The multi-layered plot of
this emotional story bears all the hallmarks of an author who knows exactly
what she's doing; letters and flashbacks interleaved with the main narrative
create tensions and misdirection’s, and we learn what's going on when Nicola
does, so there's plenty of suspense. The West Yorkshire setting, too, with its
down-to-earth inhabitants and small towns cheek by jowl with bleak countryside,
comes across loud and clear.
But it's the characters who
give it substance and bring it to life in a way few novelists achieve. By the
end I felt I knew the family at the centre of it all better than my own
neighbours. James, Nicola's husband, is the kind of partner most women dream
of, but even he isn't perfect. The children, eight-year-old Maisie and Ruby,
just turned thirteen, are instantly recognizable to anyone with daughters.
Irene, Nicola's mother is damaged by life and crippled by shame. And John, the
long-lost 'cousin' – well, you'll have to read it and find out for yourself.

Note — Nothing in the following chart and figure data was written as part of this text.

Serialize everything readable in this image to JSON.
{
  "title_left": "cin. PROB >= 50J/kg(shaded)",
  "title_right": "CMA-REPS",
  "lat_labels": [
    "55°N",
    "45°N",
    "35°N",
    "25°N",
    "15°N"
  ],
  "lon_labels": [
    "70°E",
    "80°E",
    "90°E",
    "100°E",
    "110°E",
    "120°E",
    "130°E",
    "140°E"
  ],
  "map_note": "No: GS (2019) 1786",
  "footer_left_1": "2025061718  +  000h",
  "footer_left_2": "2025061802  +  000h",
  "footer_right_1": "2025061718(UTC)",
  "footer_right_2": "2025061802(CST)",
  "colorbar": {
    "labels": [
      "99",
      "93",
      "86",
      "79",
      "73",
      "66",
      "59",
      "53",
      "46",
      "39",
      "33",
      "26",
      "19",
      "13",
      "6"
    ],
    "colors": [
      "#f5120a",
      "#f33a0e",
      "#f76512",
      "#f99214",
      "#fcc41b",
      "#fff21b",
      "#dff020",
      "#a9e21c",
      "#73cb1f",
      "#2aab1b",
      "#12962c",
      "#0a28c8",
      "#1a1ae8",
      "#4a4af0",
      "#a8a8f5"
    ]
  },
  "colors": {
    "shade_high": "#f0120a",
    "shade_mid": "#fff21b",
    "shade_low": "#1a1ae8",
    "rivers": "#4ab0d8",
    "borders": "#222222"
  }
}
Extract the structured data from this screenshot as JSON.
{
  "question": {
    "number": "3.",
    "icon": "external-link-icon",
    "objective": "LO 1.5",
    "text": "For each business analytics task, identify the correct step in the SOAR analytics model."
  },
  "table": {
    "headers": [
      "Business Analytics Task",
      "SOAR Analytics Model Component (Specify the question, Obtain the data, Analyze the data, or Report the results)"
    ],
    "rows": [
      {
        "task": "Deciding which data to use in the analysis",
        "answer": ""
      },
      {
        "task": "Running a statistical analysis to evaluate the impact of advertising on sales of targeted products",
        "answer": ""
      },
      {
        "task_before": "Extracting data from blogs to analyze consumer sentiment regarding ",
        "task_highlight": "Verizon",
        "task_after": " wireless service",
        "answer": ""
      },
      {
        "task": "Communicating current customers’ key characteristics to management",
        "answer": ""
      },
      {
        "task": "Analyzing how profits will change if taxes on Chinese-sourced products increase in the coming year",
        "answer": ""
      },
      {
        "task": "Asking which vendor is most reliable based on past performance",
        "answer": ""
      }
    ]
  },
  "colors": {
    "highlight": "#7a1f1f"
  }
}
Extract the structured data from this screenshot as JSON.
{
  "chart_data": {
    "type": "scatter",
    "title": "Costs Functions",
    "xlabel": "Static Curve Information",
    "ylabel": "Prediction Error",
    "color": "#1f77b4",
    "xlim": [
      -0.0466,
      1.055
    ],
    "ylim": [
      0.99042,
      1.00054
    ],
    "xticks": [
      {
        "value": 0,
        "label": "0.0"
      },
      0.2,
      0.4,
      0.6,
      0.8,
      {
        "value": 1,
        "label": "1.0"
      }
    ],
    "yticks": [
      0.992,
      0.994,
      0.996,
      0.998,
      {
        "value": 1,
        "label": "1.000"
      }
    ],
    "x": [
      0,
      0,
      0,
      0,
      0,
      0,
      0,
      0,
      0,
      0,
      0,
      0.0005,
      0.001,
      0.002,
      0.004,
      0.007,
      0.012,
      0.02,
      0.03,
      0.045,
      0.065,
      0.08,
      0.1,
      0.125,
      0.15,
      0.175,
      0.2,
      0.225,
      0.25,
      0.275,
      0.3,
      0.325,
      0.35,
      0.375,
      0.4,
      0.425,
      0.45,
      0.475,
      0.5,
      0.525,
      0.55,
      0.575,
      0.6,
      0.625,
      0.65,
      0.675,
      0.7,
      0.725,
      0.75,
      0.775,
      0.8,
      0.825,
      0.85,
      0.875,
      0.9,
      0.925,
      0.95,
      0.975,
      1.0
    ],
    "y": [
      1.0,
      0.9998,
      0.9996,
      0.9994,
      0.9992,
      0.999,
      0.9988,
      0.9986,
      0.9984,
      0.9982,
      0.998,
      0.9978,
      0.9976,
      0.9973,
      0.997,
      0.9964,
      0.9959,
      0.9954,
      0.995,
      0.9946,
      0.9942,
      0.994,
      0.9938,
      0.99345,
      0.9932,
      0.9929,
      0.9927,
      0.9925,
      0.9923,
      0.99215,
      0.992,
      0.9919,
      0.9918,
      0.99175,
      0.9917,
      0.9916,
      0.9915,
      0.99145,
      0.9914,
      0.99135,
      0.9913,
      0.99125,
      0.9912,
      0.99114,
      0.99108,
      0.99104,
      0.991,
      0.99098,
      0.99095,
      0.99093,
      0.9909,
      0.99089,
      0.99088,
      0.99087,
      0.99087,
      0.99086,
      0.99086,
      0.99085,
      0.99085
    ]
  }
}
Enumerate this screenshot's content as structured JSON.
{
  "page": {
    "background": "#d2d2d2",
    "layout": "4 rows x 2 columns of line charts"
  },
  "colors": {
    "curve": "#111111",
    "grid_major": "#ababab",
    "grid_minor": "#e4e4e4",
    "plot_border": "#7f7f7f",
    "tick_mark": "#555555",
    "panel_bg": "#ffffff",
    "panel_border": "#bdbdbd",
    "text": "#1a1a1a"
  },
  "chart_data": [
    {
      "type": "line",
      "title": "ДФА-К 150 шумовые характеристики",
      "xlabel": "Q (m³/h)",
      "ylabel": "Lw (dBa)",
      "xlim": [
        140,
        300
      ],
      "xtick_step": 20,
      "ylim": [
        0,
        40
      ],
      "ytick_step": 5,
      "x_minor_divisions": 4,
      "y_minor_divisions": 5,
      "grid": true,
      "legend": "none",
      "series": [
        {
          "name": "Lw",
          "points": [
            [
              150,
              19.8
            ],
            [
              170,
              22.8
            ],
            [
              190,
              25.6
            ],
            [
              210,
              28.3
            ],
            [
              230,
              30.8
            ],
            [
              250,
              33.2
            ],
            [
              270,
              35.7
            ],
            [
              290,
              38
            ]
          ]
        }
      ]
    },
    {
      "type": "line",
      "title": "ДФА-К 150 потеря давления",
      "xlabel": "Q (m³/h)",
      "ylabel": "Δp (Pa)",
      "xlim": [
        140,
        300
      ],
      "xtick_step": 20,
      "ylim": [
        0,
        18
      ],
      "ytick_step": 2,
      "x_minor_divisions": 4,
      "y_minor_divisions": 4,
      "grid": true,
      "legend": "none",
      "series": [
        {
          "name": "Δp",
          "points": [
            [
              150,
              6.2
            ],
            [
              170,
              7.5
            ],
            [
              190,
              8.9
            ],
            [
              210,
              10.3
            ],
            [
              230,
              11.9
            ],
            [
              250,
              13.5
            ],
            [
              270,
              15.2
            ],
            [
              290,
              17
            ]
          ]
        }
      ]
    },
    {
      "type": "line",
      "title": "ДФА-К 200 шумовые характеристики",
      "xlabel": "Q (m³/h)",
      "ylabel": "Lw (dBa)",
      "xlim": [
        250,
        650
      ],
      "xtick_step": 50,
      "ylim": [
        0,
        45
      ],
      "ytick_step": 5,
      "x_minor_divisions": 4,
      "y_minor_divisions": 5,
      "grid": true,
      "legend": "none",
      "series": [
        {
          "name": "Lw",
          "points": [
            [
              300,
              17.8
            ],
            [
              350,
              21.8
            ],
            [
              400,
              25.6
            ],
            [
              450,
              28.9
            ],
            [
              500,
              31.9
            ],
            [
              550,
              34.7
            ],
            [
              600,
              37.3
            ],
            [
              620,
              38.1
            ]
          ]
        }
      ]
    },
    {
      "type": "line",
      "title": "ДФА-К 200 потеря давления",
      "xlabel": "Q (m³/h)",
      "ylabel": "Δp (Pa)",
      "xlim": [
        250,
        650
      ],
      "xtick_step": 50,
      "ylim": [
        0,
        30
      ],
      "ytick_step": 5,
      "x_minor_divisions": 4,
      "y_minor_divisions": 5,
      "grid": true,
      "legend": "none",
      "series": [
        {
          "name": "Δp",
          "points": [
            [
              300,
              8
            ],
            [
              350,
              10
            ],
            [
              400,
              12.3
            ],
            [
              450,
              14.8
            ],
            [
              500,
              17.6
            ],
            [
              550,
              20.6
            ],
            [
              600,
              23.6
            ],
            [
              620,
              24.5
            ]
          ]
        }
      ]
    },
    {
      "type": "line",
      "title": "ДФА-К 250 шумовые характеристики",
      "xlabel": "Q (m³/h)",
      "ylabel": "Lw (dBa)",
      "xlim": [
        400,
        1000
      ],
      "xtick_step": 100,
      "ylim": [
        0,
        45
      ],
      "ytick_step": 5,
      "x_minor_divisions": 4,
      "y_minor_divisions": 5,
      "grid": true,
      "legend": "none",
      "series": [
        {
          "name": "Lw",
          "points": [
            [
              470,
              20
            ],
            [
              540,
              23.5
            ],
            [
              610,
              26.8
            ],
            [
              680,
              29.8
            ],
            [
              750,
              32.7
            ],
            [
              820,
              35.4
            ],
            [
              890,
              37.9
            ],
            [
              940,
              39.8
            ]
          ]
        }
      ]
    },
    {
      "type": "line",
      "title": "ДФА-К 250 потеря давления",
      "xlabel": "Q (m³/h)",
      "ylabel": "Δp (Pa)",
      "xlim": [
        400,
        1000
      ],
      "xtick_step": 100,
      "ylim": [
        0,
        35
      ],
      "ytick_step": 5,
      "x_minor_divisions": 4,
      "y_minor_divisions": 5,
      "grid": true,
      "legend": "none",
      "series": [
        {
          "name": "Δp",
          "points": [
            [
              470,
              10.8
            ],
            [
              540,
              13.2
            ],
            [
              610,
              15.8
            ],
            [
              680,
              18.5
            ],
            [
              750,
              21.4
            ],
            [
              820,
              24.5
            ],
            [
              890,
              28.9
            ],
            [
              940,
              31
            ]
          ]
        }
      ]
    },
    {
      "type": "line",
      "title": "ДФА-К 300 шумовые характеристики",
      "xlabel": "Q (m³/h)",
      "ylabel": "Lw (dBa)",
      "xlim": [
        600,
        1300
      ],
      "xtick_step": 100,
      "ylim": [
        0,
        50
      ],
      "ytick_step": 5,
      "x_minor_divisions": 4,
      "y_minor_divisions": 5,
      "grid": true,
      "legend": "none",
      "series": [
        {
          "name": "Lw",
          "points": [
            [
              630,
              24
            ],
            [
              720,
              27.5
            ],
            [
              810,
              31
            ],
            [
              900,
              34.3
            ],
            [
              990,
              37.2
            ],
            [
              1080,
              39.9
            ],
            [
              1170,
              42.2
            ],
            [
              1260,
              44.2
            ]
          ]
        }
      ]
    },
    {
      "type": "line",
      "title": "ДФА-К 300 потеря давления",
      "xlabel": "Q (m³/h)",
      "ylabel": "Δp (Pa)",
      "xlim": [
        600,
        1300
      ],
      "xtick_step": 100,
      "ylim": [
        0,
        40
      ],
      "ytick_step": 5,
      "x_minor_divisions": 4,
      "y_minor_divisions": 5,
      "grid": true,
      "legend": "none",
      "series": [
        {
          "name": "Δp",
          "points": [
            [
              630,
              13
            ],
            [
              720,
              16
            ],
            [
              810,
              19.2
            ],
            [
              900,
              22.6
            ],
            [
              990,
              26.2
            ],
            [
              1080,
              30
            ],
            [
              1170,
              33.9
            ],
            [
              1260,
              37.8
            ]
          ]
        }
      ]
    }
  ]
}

I strongly recommend you do
exactly that. And if you're not rooting for the family by the time your halfway
through, and mopping tears away before the end, I'll be very surprised indeed.
-------
Reviewer: Lynne Patrick
Linda
Green was born in North London in
1970 and brought up in Hertfordshire At sixteen she embarked on 'A' levels and
a journalism course at De Havilland College, Hertfordshire. She joined her
local newspaper, the Enfield Gazette, as a trainee reporter at eighteen. During
a ten-year career in regional journalism She worked as a reporter on the
Birmingham Daily News, news editor on the Birmingham Metro News and Chief
Feature Writer on the Coventry Evening Telegraph, winning Highly Commended in
the Feature Writer of the Year category of the 1997 Press Gazette Regional
Press Awards. Although she loved working on regional newspapers by 1998 her
features were getting too long and the urge to write a novel had become too
great so she left her staff job to write her first novel and work as a
freelance journalist. She has written for The Guardian, The Independent on
Sunday, The Times Educational Supplement, The Big Issue, Wanderlust and
Community Care Magazine. She found the writing and working from home a very solitary
process so also worked as co-ordinator of the Birmingham Bureau of Children's
Express (a national charity which ran a learning through journalism programme
for young people) and taught journalism to schoolchildren for the National
Academy of Writing. After she moved north in 2001 she qualified as an adult
education tutor and taught creative writing classes to students aged between 18
and 82 for the Workers Educational Association across Calderdale, West
Yorkshire. After more than a hundred rejections from agents for her first novel
she finally got an agent but still
couldn't get a publisher. She started work on her second novel I Did A Bad Thing in 2003 and finally
obtained a two-book deal with Headline Review in 2006. Massive sigh of relief! After
six years with Headline She left to join Quercus in 2011. While My Eyes Were Closed was published in ebook in January 2016
and paperback in May 2016. The Last Thing She Told Me is her latest
book. Linda Green lives in a village
near Halifax, West Yorkshire. She is married to Ian Hodgson, a sports photographer
for a national newspaper.
Lynne Patrick has been a writer ever since she could pick up a pen,
and has enjoyed success with short stories, reviews and feature journalism, but
never, alas, with a novel. She crossed to the dark side to become a publisher
for a few years, and is proud to have launched several careers which are now
burgeoning. She lives on the edge of rural Derbyshire in a house groaning with
books, about half of them crime fiction.